La médecine esthétique a longtemps raisonné en termes de comblement : on ajoute du volume là où il manque. Les biostimulateurs de collagène changent de logique. Plutôt que de remplir, ils réveillent un mécanisme naturel de la peau : sa capacité à fabriquer son propre collagène. Résultat : une amélioration progressive, discrète, qui vient de l'intérieur. Décryptage avec l'équipe de Beauvoir Clinic.
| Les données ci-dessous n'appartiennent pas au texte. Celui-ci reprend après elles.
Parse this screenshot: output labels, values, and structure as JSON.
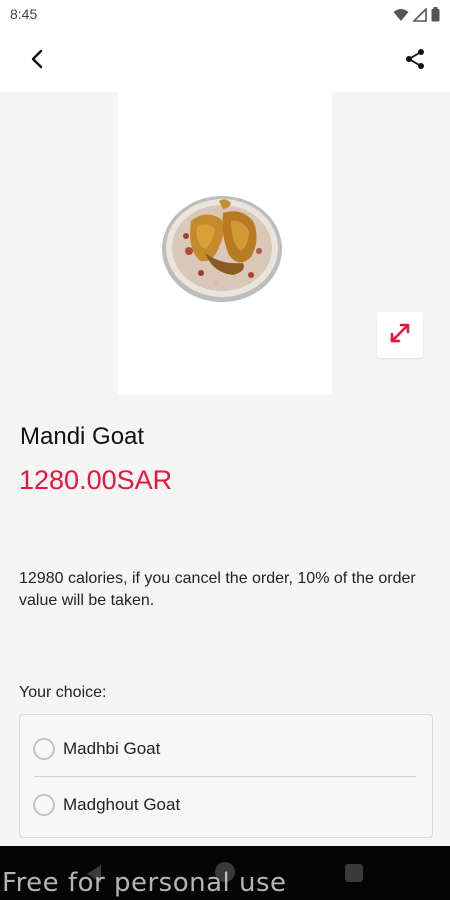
{
  "status_bar": {
    "time": "8:45",
    "icons": [
      "wifi-icon",
      "signal-icon",
      "battery-icon"
    ]
  },
  "app_bar": {
    "back_icon": "chevron-left-icon",
    "share_icon": "share-icon"
  },
  "product": {
    "image_alt": "Mandi Goat plate",
    "expand_icon": "expand-icon",
    "name": "Mandi Goat",
    "price": "1280.00SAR",
    "description": "12980 calories, if you cancel the order, 10% of the order value will be taken."
  },
  "choices": {
    "heading": "Your choice:",
    "options": [
      {
        "label": "Madhbi Goat",
        "selected": false
      },
      {
        "label": "Madghout Goat",
        "selected": false
      }
    ]
  },
  "nav_bar": {
    "icons": [
      "nav-back-icon",
      "nav-home-icon",
      "nav-recents-icon"
    ]
  },
  "watermark": "Free for personal use",
  "colors": {
    "accent": "#e8163b",
    "background": "#f5f5f5",
    "card": "#ffffff",
    "nav_bar": "#050505"
  }
}
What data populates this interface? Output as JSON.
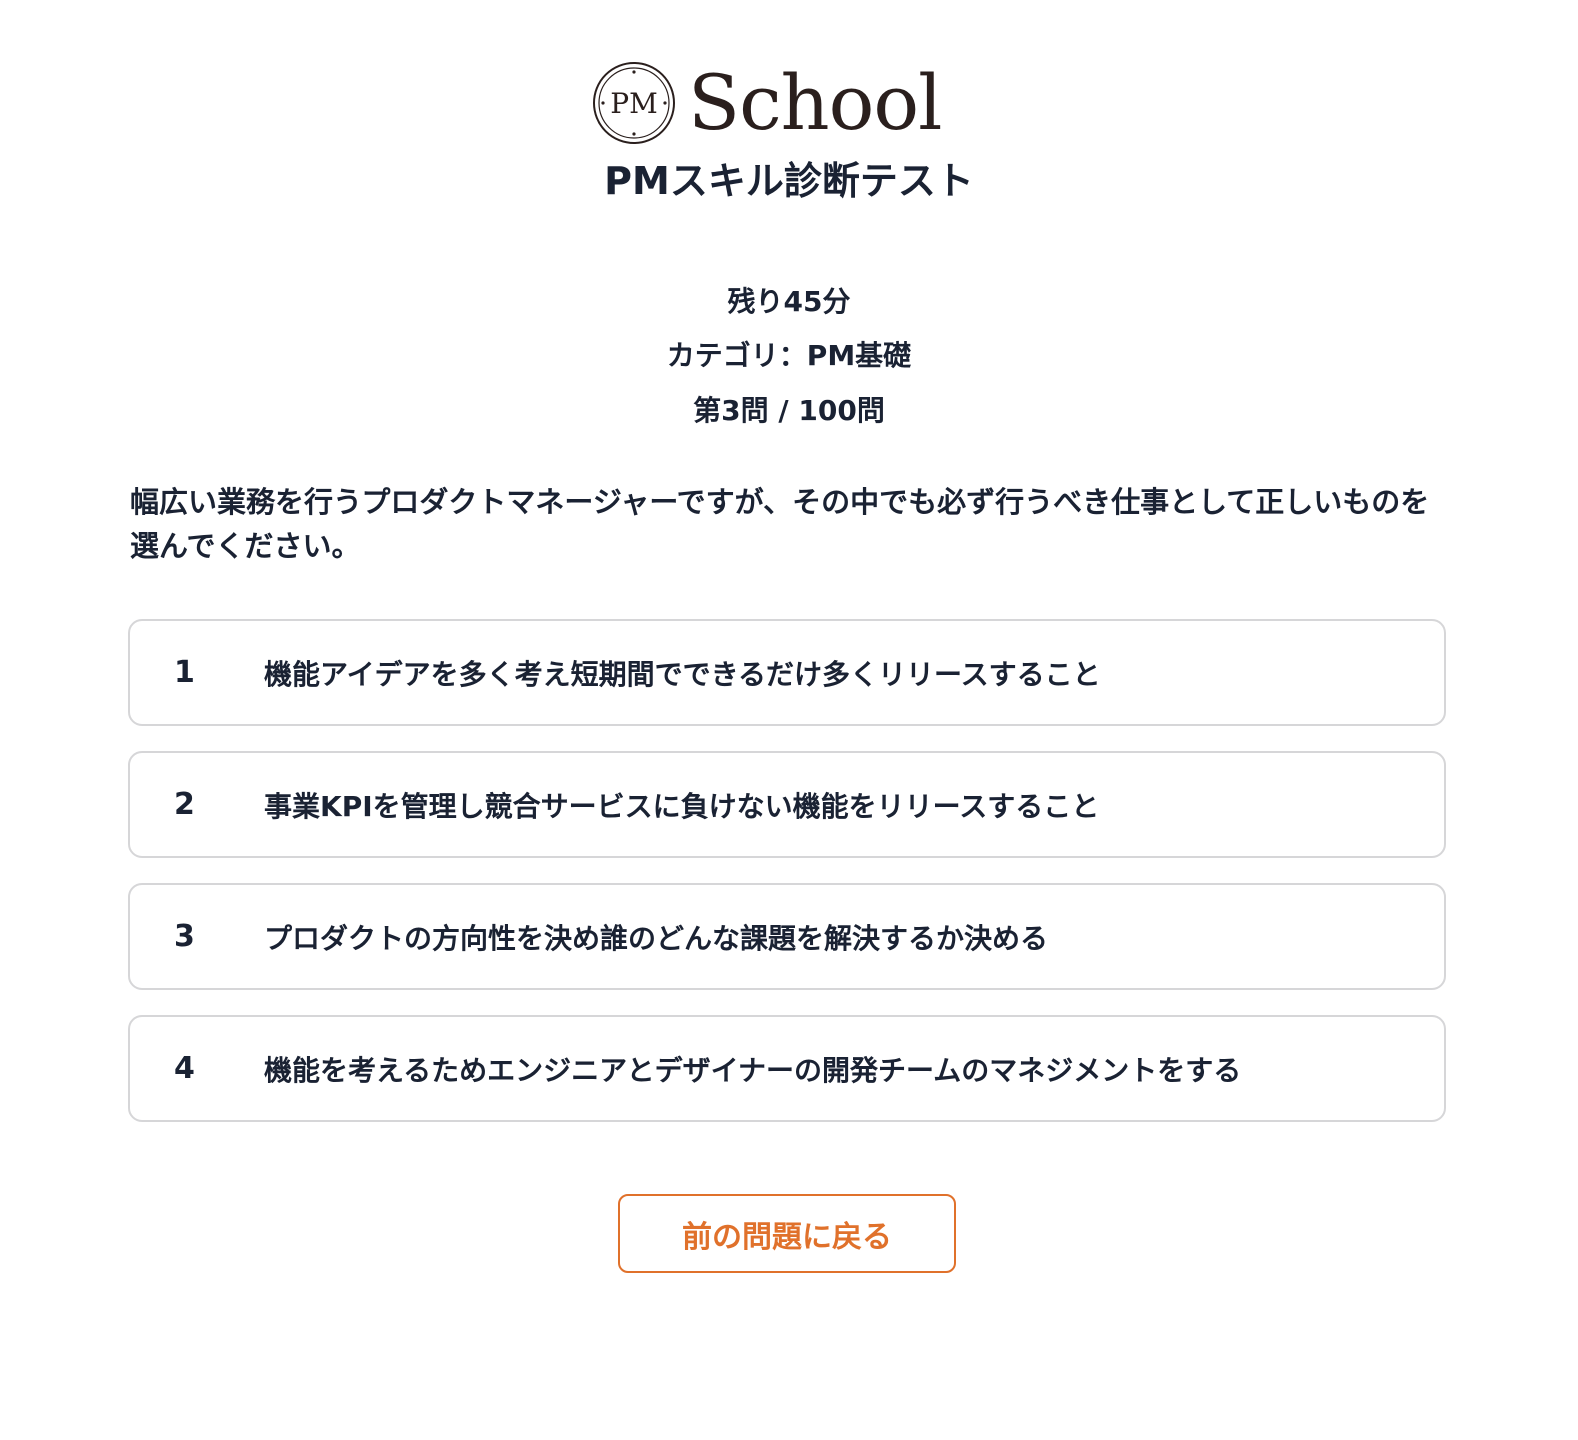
{
  "brand": {
    "mark_text": "PM",
    "wordmark": "School"
  },
  "page": {
    "title": "PMスキル診断テスト"
  },
  "status": {
    "time_remaining": "残り45分",
    "category": "カテゴリ：PM基礎",
    "progress": "第3問 / 100問"
  },
  "question": {
    "text": "幅広い業務を行うプロダクトマネージャーですが、その中でも必ず行うべき仕事として正しいものを選んでください。"
  },
  "options": [
    {
      "number": "1",
      "text": "機能アイデアを多く考え短期間でできるだけ多くリリースすること"
    },
    {
      "number": "2",
      "text": "事業KPIを管理し競合サービスに負けない機能をリリースすること"
    },
    {
      "number": "3",
      "text": "プロダクトの方向性を決め誰のどんな課題を解決するか決める"
    },
    {
      "number": "4",
      "text": "機能を考えるためエンジニアとデザイナーの開発チームのマネジメントをする"
    }
  ],
  "actions": {
    "back_label": "前の問題に戻る"
  },
  "colors": {
    "accent": "#e0712b",
    "text": "#1a2233",
    "border": "#d6d6d8",
    "logo": "#2a1f1d"
  },
  "icons": {
    "logo_mark": "pm-circle-logo-icon"
  }
}
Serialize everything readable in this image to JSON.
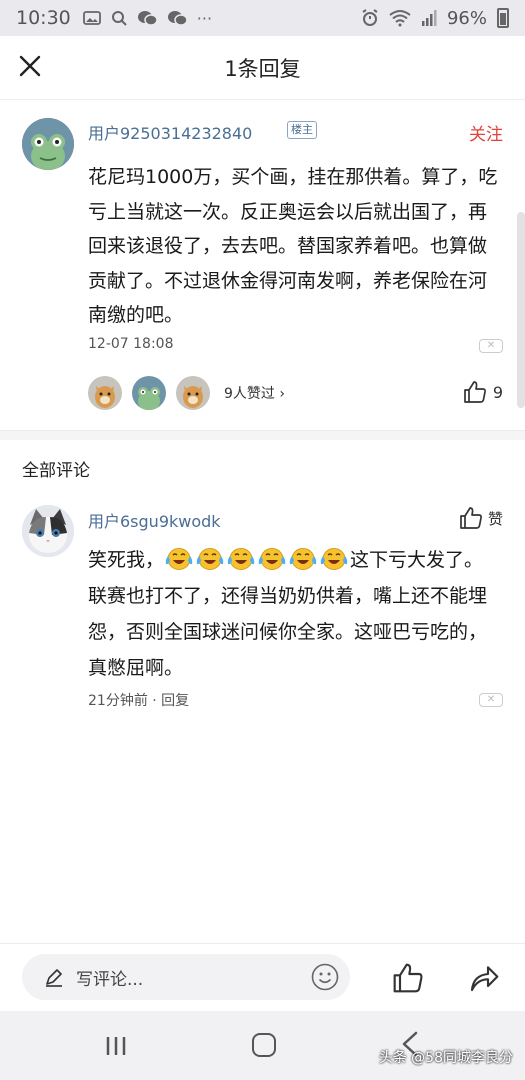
{
  "status_bar": {
    "time": "10:30",
    "notif_icons": [
      "image-icon",
      "search-icon",
      "wechat-icon",
      "wechat-icon",
      "more-icon"
    ],
    "more": "···",
    "battery_percent": "96%"
  },
  "header": {
    "title": "1条回复",
    "close_icon": "close-icon"
  },
  "main_reply": {
    "username": "用户9250314232840",
    "badge": "楼主",
    "follow_label": "关注",
    "content": "花尼玛1000万，买个画，挂在那供着。算了，吃亏上当就这一次。反正奥运会以后就出国了，再回来该退役了，去去吧。替国家养着吧。也算做贡献了。不过退休金得河南发啊，养老保险在河南缴的吧。",
    "timestamp": "12-07 18:08",
    "dislike_label": "✕",
    "likers_text": "9人赞过 ›",
    "like_count": "9",
    "accent": "#e3413a"
  },
  "section": {
    "title": "全部评论"
  },
  "comment": {
    "username": "用户6sgu9kwodk",
    "like_label": "赞",
    "content_before": "笑死我，",
    "emoji_count": 6,
    "emoji_icon": "crying-laughing-emoji-icon",
    "content_after": "这下亏大发了。联赛也打不了，还得当奶奶供着，嘴上还不能埋怨，否则全国球迷问候你全家。这哑巴亏吃的，真憋屈啊。",
    "meta": "21分钟前 · 回复",
    "dislike_label": "✕"
  },
  "bottom_bar": {
    "placeholder": "写评论...",
    "icons": [
      "pen-icon",
      "emoji-icon",
      "thumbs-up-icon",
      "share-icon"
    ]
  },
  "system_nav": {
    "buttons": [
      "recents-icon",
      "home-icon",
      "back-icon"
    ],
    "watermark": "头条 @58同城李良分"
  },
  "colors": {
    "username": "#4a6e94",
    "follow": "#e3413a",
    "status_bar_bg": "#e9e9ee"
  }
}
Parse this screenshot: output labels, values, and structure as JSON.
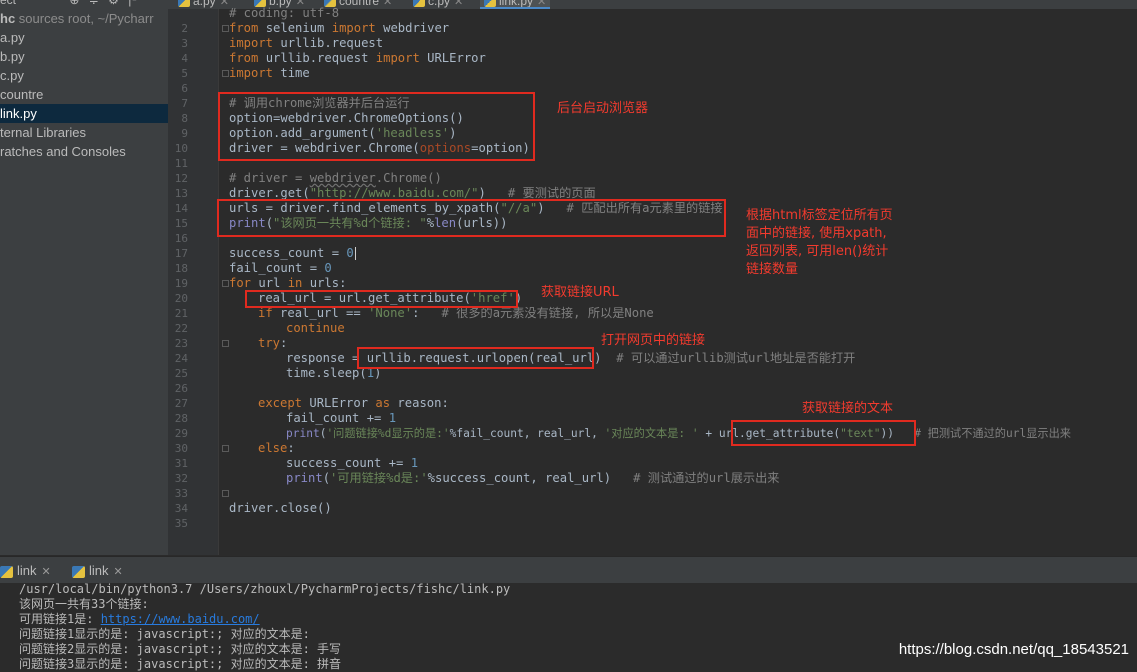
{
  "sidebar": {
    "header": [
      "ect",
      "⊕",
      "≑",
      "⚙",
      "|⁃"
    ],
    "root_name": "hc",
    "root_muted": " sources root, ~/Pycharr",
    "items": [
      "a.py",
      "b.py",
      "c.py",
      "countre",
      "link.py",
      "ternal Libraries",
      "ratches and Consoles"
    ]
  },
  "tabs": [
    {
      "label": "a.py"
    },
    {
      "label": "b.py"
    },
    {
      "label": "countre"
    },
    {
      "label": "c.py"
    },
    {
      "label": "link.py"
    }
  ],
  "line_numbers": [
    "2",
    "3",
    "4",
    "5",
    "6",
    "7",
    "8",
    "9",
    "10",
    "11",
    "12",
    "13",
    "14",
    "15",
    "16",
    "17",
    "18",
    "19",
    "20",
    "21",
    "22",
    "23",
    "24",
    "25",
    "26",
    "27",
    "28",
    "29",
    "30",
    "31",
    "32",
    "33",
    "34",
    "35"
  ],
  "code": {
    "l1_partial": "# coding: utf-8",
    "l2": [
      "from",
      " selenium ",
      "import",
      " webdriver"
    ],
    "l3": [
      "import",
      " urllib.request"
    ],
    "l4": [
      "from",
      " urllib.request ",
      "import",
      " URLError"
    ],
    "l5": [
      "import",
      " time"
    ],
    "l7": "# 调用chrome浏览器并后台运行",
    "l8": "option=webdriver.ChromeOptions()",
    "l9": [
      "option.add_argument(",
      "'headless'",
      ")"
    ],
    "l10": [
      "driver = webdriver.Chrome(",
      "options",
      "=option)"
    ],
    "l12": [
      "# driver = ",
      "webdriver",
      ".Chrome()"
    ],
    "l13": [
      "driver.get(",
      "\"http://www.baidu.com/\"",
      ")   ",
      "# 要测试的页面"
    ],
    "l14": [
      "urls = driver.find_elements_by_xpath(",
      "\"//a\"",
      ")   ",
      "# 匹配出所有a元素里的链接"
    ],
    "l15": [
      "print",
      "(",
      "\"该网页一共有%d个链接: \"",
      "%",
      "len",
      "(urls))"
    ],
    "l17": [
      "success_count = ",
      "0"
    ],
    "l18": [
      "fail_count = ",
      "0"
    ],
    "l19": [
      "for",
      " url ",
      "in",
      " urls:"
    ],
    "l20": [
      "real_url = url.get_attribute(",
      "'href'",
      ")"
    ],
    "l21": [
      "if",
      " real_url == ",
      "'None'",
      ":   ",
      "# 很多的a元素没有链接, 所以是None"
    ],
    "l22": "continue",
    "l23": [
      "try",
      ":"
    ],
    "l24": [
      "response = ",
      "urllib.request.urlopen(real_url)",
      "  ",
      "# 可以通过urllib测试url地址是否能打开"
    ],
    "l25": [
      "time.sleep(",
      "1",
      ")"
    ],
    "l27": [
      "except",
      " URLError ",
      "as",
      " reason:"
    ],
    "l28": [
      "fail_count += ",
      "1"
    ],
    "l29": [
      "print",
      "(",
      "'问题链接%d显示的是:'",
      "%fail_count, real_url, ",
      "'对应的文本是: '",
      " + ",
      "url.get_attribute(",
      "\"text\"",
      "))   ",
      "# 把测试不通过的url显示出来"
    ],
    "l30": [
      "else",
      ":"
    ],
    "l31": [
      "success_count += ",
      "1"
    ],
    "l32": [
      "print",
      "(",
      "'可用链接%d是:'",
      "%success_count, real_url)   ",
      "# 测试通过的url展示出来"
    ],
    "l34": "driver.close()"
  },
  "annotations": {
    "a1": "后台启动浏览器",
    "a2_lines": [
      "根据html标签定位所有页",
      "面中的链接, 使用xpath,",
      "返回列表, 可用len()统计",
      "链接数量"
    ],
    "a3": "获取链接URL",
    "a4": "打开网页中的链接",
    "a5": "获取链接的文本"
  },
  "run_tabs": [
    {
      "label": "link"
    },
    {
      "label": "link"
    }
  ],
  "console": {
    "line1": "/usr/local/bin/python3.7 /Users/zhouxl/PycharmProjects/fishc/link.py",
    "line2": "该网页一共有33个链接:",
    "line3_prefix": "可用链接1是: ",
    "line3_link": "https://www.baidu.com/",
    "line4": "问题链接1显示的是: javascript:; 对应的文本是:",
    "line5": "问题链接2显示的是: javascript:; 对应的文本是: 手写",
    "line6": "问题链接3显示的是: javascript:; 对应的文本是: 拼音"
  },
  "watermark": "https://blog.csdn.net/qq_18543521",
  "colors": {
    "accent": "#e02a1f",
    "link": "#287bde",
    "keyword": "#cc7832",
    "string": "#6a8759"
  }
}
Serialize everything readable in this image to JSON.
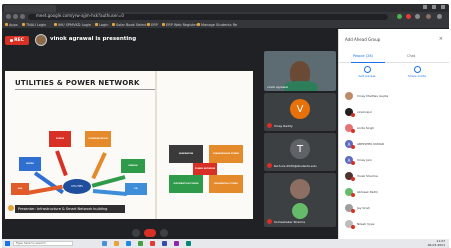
{
  "browser": {
    "url": "meet.google.com/yrw-ajjm-hsk?authuser=0",
    "bookmarks": [
      {
        "label": "Apps"
      },
      {
        "label": "TNAU Login"
      },
      {
        "label": "IMU SPMVKD Login"
      },
      {
        "label": "Login"
      },
      {
        "label": "Solar Book Select"
      },
      {
        "label": "ERP"
      },
      {
        "label": "ERP Web Register"
      },
      {
        "label": "Manage Students Re"
      }
    ]
  },
  "meet": {
    "rec_label": "REC",
    "presenting_text": "vinok agrawal is presenting",
    "colors": {
      "rec": "#d93025",
      "accent": "#1a73e8",
      "background": "#202124"
    }
  },
  "slide": {
    "title": "UTILITIES & POWER NETWORK",
    "hub_label": "UTILITIES",
    "left_boxes": [
      {
        "label": "WATER",
        "color": "#2f6fd1"
      },
      {
        "label": "POWER",
        "color": "#d93025"
      },
      {
        "label": "COMMUNICATION",
        "color": "#e58a2b"
      },
      {
        "label": "SEWAGE",
        "color": "#2e9a4a"
      },
      {
        "label": "GAS",
        "color": "#e05a2a"
      },
      {
        "label": "OIL",
        "color": "#3d8dd9"
      }
    ],
    "right_boxes": [
      {
        "label": "GENERATION",
        "color": "#3a3a3a"
      },
      {
        "label": "TRANSMISSION POWER",
        "color": "#e58a2b"
      },
      {
        "label": "DISTRIBUTION POWER",
        "color": "#2e9a4a"
      },
      {
        "label": "RESIDENTIAL POWER",
        "color": "#e58a2b"
      },
      {
        "label": "POWER NETWORK",
        "color": "#d93025"
      }
    ],
    "caption": "Presenter: Infrastructure & Smart Network building"
  },
  "tiles": [
    {
      "name": "vinok agrawal",
      "type": "camera"
    },
    {
      "name": "Vinay Reddy",
      "initial": "V",
      "color": "#e8710a"
    },
    {
      "name": "tel.Suni.2020@students.edu",
      "initial": "T",
      "color": "#5f6368"
    },
    {
      "name": "Jeni Jayakanth",
      "initial": "",
      "color": "#8d6e63"
    },
    {
      "name": "Somashekar Sharma",
      "initial": "",
      "color": "#66bb6a"
    }
  ],
  "panel": {
    "title": "Add Ahead Group",
    "tabs": [
      "People (28)",
      "Chat"
    ],
    "actions": [
      "Add people",
      "Share invite"
    ],
    "participants": [
      {
        "name": "Vinay Madhav Gupta",
        "initial": "",
        "color": "#bf8a6a"
      },
      {
        "name": "vinokrajul",
        "initial": "",
        "color": "#212121"
      },
      {
        "name": "Anita Singh",
        "initial": "",
        "color": "#e57373"
      },
      {
        "name": "ABHISHEK KUMAR",
        "initial": "A",
        "color": "#5c6bc0"
      },
      {
        "name": "Vinay Jain",
        "initial": "A",
        "color": "#5c6bc0"
      },
      {
        "name": "Vivek Sharma",
        "initial": "",
        "color": "#4e342e"
      },
      {
        "name": "Abhisek Padhi",
        "initial": "",
        "color": "#66bb6a"
      },
      {
        "name": "Jay Krish",
        "initial": "",
        "color": "#9e9e9e"
      },
      {
        "name": "Nilesh Vyas",
        "initial": "",
        "color": "#bdbdbd"
      }
    ]
  },
  "taskbar": {
    "search_placeholder": "Type here to search",
    "time": "11:27",
    "date": "06-03-2021"
  }
}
Le collagène, ce que le temps lui fait
Le collagène est la protéine qui donne à la peau sa fermeté et son rebond. Dès la trentaine, on en perd environ 1 % par an, et ce rythme s'accélère après la ménopause. La peau devient plus fine, l'ovale se relâche, les tissus perdent leur soutien. Les biostimulateurs ne masquent pas cette perte : ils stimulent la peau pour qu'elle relance sa propre production. C'est une approche de fond, axée sur la qualité et la longevité de la peau.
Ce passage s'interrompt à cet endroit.